Teacher sentenced for threatening notes
A sixth-grade teacher was sentenced yesterday to nine months in jail plus nine months of home detention for writing threatening notes to five students with messages such as, "Tick Tock Tick Tock. Is it a bomb or is it a clock?"
Michelle J. Dohm, 42, of Thurmont didn't acknowledge guilt or remorse during the hearing but expressed sympathy for the students' families.
Dohm was convicted by a judge in April after agreeing to a statement of facts that included handwriting analysis and a microscopic comparison of fibers in postage stamps.
"She has consistently and emphatically denied guilt," defense attorney Thomas C. Morrow said afterward.
Frederick County State's Attorney J. Charles Smith said a mental health assessment had concluded that Dohm, a married mother of two, has a personality dysfunction. He said prosecutors theorized that she wrote the notes so she could get attention by offering sympathy and comfort to the victims' families.
"She would run to the rescue or provide offers of help or assistance to the victims' families, all the while being the person who created the controversy," Smith said.
The Frederick County school board will consider today an administration recommendation to fire Dohm, who has been on unpaid leave from Thurmont Middle School since her arrest in December 2005.
Teachers who are convicted of crimes lose their professional certification and are no longer qualified to teach, school system attorney Jamie Cannon said.

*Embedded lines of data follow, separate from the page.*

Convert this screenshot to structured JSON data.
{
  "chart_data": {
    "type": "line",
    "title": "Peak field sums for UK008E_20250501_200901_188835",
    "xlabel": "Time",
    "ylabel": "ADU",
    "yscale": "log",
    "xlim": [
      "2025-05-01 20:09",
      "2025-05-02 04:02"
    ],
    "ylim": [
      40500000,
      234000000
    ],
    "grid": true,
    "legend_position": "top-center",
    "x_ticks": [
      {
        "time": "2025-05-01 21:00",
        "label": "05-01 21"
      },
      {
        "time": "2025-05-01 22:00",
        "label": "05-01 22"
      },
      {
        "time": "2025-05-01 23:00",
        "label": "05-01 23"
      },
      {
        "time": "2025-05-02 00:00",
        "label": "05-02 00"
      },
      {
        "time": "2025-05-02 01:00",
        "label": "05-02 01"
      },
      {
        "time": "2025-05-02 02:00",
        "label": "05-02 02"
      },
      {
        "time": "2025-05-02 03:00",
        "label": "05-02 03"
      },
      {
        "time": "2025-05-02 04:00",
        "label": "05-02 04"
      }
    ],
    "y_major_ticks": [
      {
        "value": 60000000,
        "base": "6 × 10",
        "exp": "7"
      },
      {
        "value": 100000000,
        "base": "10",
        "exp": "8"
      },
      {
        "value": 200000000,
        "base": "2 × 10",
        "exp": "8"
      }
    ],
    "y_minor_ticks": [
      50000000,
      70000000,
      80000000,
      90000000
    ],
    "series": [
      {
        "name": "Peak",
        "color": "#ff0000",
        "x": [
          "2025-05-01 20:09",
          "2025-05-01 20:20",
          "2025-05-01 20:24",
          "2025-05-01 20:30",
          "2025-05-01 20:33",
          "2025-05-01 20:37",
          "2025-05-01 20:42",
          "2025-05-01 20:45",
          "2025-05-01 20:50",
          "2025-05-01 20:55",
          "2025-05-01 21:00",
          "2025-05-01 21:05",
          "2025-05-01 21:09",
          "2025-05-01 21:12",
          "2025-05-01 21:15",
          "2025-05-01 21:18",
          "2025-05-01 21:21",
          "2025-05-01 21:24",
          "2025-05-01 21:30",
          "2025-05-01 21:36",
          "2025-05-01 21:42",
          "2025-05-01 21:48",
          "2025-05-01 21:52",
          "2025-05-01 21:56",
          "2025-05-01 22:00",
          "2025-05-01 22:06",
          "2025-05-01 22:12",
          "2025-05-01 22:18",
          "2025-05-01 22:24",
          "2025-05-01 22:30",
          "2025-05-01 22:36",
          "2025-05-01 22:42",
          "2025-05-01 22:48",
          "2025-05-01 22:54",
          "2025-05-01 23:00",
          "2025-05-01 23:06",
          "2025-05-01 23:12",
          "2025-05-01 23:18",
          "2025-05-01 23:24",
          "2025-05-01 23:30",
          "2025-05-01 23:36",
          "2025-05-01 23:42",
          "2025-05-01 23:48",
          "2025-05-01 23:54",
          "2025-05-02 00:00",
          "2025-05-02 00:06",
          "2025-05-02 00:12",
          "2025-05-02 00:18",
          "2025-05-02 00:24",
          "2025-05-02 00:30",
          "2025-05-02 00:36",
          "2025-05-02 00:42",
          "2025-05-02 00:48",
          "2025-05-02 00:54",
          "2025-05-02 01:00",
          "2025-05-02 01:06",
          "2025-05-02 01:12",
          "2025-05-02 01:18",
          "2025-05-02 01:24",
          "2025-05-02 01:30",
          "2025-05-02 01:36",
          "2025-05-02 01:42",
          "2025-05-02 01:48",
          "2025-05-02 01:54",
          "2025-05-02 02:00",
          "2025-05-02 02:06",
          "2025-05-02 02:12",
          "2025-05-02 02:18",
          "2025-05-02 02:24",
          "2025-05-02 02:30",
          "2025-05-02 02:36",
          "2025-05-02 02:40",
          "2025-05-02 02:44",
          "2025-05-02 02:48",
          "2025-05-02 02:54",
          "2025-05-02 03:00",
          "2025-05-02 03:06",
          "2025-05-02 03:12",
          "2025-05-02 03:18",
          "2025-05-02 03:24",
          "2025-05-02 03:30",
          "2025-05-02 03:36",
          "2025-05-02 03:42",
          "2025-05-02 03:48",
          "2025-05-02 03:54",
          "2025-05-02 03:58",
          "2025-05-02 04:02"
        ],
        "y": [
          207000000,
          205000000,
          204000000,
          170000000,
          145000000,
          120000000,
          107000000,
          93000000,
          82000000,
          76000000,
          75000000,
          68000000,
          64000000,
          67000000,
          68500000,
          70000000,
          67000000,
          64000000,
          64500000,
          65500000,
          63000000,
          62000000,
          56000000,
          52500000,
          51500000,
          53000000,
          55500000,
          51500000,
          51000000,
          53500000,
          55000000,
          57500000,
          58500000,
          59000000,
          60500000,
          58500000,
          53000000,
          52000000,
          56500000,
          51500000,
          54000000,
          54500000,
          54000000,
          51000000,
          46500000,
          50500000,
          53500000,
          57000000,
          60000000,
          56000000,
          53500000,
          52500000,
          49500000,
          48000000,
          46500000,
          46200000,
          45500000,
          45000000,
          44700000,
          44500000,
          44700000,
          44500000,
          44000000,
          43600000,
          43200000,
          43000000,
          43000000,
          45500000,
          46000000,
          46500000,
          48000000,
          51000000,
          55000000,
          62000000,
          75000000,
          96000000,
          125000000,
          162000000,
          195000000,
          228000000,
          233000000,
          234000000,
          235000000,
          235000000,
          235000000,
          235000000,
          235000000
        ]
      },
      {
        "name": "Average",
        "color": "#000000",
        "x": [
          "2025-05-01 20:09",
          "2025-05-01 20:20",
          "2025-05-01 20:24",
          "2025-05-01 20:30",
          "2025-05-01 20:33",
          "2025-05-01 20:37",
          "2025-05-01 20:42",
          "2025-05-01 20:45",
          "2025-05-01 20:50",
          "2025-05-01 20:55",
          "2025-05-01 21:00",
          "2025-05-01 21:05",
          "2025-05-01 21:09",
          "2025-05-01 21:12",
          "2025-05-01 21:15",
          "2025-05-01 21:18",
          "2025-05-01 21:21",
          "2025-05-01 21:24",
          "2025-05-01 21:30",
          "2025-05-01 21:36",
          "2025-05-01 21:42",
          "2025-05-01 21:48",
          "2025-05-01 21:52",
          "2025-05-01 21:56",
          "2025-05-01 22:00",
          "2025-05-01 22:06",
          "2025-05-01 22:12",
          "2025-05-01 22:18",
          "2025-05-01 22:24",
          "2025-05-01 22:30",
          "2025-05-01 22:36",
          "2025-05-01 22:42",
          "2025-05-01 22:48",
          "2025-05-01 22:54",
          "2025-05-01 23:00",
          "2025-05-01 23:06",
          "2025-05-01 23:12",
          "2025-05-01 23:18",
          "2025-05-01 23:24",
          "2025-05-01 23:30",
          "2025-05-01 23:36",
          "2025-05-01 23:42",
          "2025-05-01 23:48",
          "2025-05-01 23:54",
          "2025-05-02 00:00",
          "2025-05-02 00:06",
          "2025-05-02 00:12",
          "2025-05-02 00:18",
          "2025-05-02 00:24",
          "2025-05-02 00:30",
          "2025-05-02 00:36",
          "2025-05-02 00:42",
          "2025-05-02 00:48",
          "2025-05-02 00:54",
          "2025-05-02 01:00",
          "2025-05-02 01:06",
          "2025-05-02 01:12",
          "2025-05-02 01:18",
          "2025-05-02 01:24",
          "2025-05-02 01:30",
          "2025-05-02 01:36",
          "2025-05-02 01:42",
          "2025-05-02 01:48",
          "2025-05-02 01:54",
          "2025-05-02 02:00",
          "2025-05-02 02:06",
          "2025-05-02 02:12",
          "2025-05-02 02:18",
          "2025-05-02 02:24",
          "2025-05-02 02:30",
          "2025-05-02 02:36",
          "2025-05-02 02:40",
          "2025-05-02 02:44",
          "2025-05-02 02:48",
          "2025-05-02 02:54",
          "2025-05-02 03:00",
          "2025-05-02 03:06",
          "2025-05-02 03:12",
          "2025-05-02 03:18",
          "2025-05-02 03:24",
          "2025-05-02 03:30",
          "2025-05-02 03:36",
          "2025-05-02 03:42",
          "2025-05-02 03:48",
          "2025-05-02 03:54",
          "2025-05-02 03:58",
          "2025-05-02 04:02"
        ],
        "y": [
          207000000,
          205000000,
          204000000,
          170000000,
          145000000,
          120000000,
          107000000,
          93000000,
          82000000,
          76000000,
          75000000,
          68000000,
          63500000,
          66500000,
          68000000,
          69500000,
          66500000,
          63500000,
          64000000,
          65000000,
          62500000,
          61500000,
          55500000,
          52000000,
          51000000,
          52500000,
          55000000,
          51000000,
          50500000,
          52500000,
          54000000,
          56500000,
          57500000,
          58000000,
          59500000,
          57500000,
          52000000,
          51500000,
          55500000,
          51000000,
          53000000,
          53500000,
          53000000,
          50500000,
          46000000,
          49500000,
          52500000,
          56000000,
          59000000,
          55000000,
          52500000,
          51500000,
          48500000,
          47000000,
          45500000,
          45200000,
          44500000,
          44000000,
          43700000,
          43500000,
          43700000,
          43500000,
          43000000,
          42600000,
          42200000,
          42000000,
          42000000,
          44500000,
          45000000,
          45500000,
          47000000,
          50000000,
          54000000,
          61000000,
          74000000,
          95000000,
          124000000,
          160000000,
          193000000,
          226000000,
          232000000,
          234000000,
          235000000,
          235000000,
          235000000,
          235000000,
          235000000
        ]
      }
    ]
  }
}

Circuit Judge Julie Solt suspended the remainder of a 10-year sentence that will be imposed if Dohm fails to comply with terms of a five-year probationary period after her release.
Solt also ordered Dohm to get psychological counseling, avoid contact with the victims and their families, avoid sporting events in Thurmont and stay away from the school.
Dohm contended in a December 2005 interview that the notes' author might have been someone who was jealous of the attention showered on a local Little League all-star team in the summer of 2005.
Four of the victims were members of the team and one of the messages began, "Tick Tock Tick Tock. You play ball just like a rock."
Boy, 13, dies after being thrown from pickup truck
A 13-year-old Prince George's County boy died early yesterday at Children's Hospital in Washington of injuries sustained after his father lost control of a Toyota pickup truck and crashed into a bridge abutment.
The truck was headed south on Interstate 95 about 9:30 Monday night near the Howard County line when the accident occurred.
The boy's name and that of his father and a brother who also was a passenger were not released. All were from Lanham, police said.
State police at the College Park Barracks said the victim was seated in a makeshift chair in a rear compartment behind the driver's seat when the father lost control of the vehicle, hit a right-side bridge abutment and skidded across four lanes of the highway.
The boy was thrown from the truck.
The pickup then struck the left bridge abutment before it overturned and skidded down the highway.
Police said the victim's 12-year-old brother and the father were injured.
Police said the father was taken to Mid-Star Hospital in Washington and that the younger son was also taken to Children's Hospital.
Charges were pending a review of the crash by the county state's attorney's office, police said.
State highway worker fatally struck by truck
A State Highway Administration worker was fatally struck by a pickup truck yesterday while sweeping the shoulder of a ramp connecting three major highways near Frederick, the agency said.
The 21-year employee, who worked out of the SHA's Frederick maintenance shop, was working with a crew of five removing accumulated rocks and roadside debris from the shoulder of a ramp connecting eastbound U.S. 340 to eastbound Interstate 70 and southbound I-270, spokesman David Buck said.
A white pickup truck crossed onto the shoulder and struck him, Buck said.
Buck wouldn't identify the victim, pending notification of family members.
Maryland State Police Cpl. Kevin Fling said the pickup truck stopped and that police were investigating the incident.
Buck said drivers in work zones should heed caution signs like the one on the back of the crew's dump truck.
"It's dangerous, dangerous work, and the highway folks are frequently only protected by cones and barrels. We really look to the motorists to do their job," Buck said.